Bir gerçek şudur; aşk bana yaşatırken kendini tüm haşmeti ile pek şiir yazdırmıyor; diyelim ki yazdırdı o zaman da geriye dönüp baktığımda o dizeler içimi titremiyor. Ama bazen gerçekten öyle, deyiminiz ile acı çekerek yazdığım şiirler oluyor ki; sanırım burada defalarca duruyorum. İşte o zaman sanki anlamını buluyor dizeler diye düşünüyorum, istesen bile kaçamıyorsun bir yerlere. Aşk, iyi ki var ve ben ona hep çok şey borçlu kalıyorum.

"Ben Bu Filmde Kadri Karahan'ı Oynuyorum" tıpkı bir film gibi tasarlanmış. Fragman, İlk Yarı, Antrakt ve İkinci Yarı'dan oluşuyor. Kitabın sayfalarını çevirdikçe "lütfen, bu film bitmesin" diye düşündüm. Şunu söylemeliyim ki, kitabın en son satırında "sustum" demişsiniz; "devam edecek" ibaresi olsaydı diye düşünmeden edemedim. Bu filmin devamı mutlaka çekilmeli... Yeni bir film ne zaman gösterime girecek?
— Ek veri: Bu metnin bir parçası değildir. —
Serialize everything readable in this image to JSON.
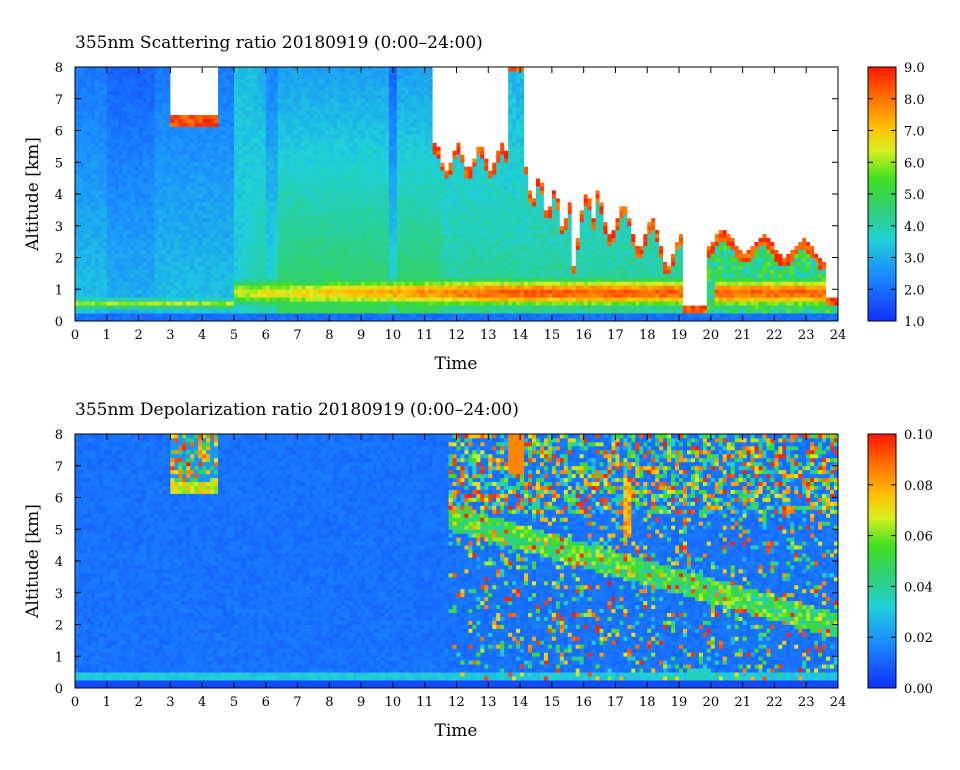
{
  "chart_data": [
    {
      "type": "heatmap",
      "title": "355nm Scattering ratio  20180919 (0:00–24:00)",
      "xlabel": "Time",
      "ylabel": "Altitude [km]",
      "xlim": [
        0,
        24
      ],
      "ylim": [
        0,
        8
      ],
      "x_ticks": [
        "0",
        "1",
        "2",
        "3",
        "4",
        "5",
        "6",
        "7",
        "8",
        "9",
        "10",
        "11",
        "12",
        "13",
        "14",
        "15",
        "16",
        "17",
        "18",
        "19",
        "20",
        "21",
        "22",
        "23",
        "24"
      ],
      "y_ticks": [
        "0",
        "1",
        "2",
        "3",
        "4",
        "5",
        "6",
        "7",
        "8"
      ],
      "colorbar": {
        "range": [
          1.0,
          9.0
        ],
        "ticks": [
          "1.0",
          "2.0",
          "3.0",
          "4.0",
          "5.0",
          "6.0",
          "7.0",
          "8.0",
          "9.0"
        ]
      },
      "colors": {
        "low": "#1a3cff",
        "mid": "#30d040",
        "high": "#ff2000",
        "missing": "#ffffff"
      }
    },
    {
      "type": "heatmap",
      "title": "355nm Depolarization ratio  20180919 (0:00–24:00)",
      "xlabel": "Time",
      "ylabel": "Altitude [km]",
      "xlim": [
        0,
        24
      ],
      "ylim": [
        0,
        8
      ],
      "x_ticks": [
        "0",
        "1",
        "2",
        "3",
        "4",
        "5",
        "6",
        "7",
        "8",
        "9",
        "10",
        "11",
        "12",
        "13",
        "14",
        "15",
        "16",
        "17",
        "18",
        "19",
        "20",
        "21",
        "22",
        "23",
        "24"
      ],
      "y_ticks": [
        "0",
        "1",
        "2",
        "3",
        "4",
        "5",
        "6",
        "7",
        "8"
      ],
      "colorbar": {
        "range": [
          0.0,
          0.1
        ],
        "ticks": [
          "0.00",
          "0.02",
          "0.04",
          "0.06",
          "0.08",
          "0.10"
        ]
      },
      "colors": {
        "low": "#1a3cff",
        "mid": "#30d040",
        "high": "#ff2000",
        "missing": "#ffffff"
      }
    }
  ]
}
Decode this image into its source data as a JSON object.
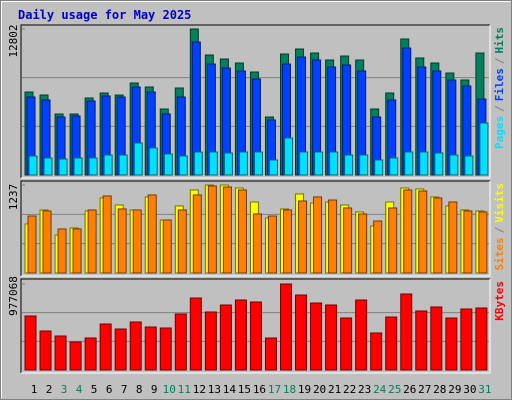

- Kitabı kısa sürede ama uzun soluklu bir çalışma ile yayınladığım doğru evet. Sevgili Emre Kalcı'nın editörlüğünün yanında hazırladığı konsepti ile yakaladığımız çizgi kafamda bütünlenince çok da beklemek istedim üstüne. Buradan kendisine, bana bu fırsatı veren Liman Yayıncılık adına sevgili yayın yönetmenim Mert Ayan'a ve de yayınlandığı günden bugüne beni destekleyen herkese bir kere daha teşekkür ederim. Doğum günümde yayınladım kitabımı ve de o gün bugündür en güzel hediyemi aldığıma inandım hayattan. Uğurlu geldiğine de düşünüyorum adıma. Kuşkusuz sizin dileklerinize katılmamak mümkün değil bundan sonrası adına da. ‘'Sustum'' dememe hiç takılı kalmayalım aksine biraz daha yüksek ses ile konuşacağım bundan sonrasında. Yeni bir çalışma için bir kere daha böylesi uzun bir süre beklemek gibi bir niyetim yok. Belki bir sonraki yeni yaşımı karşılarken yeni bir heyecana açık bir başka sürpriz yolculukla; kim bilir?

- Bu güzel söyleşi için teşekkür ediyorum. Umarım bir sonraki yaşınızda tekrar görüşürüz.

- Ben çok teşekkür ederim. Nicesinde görüşmek üzere.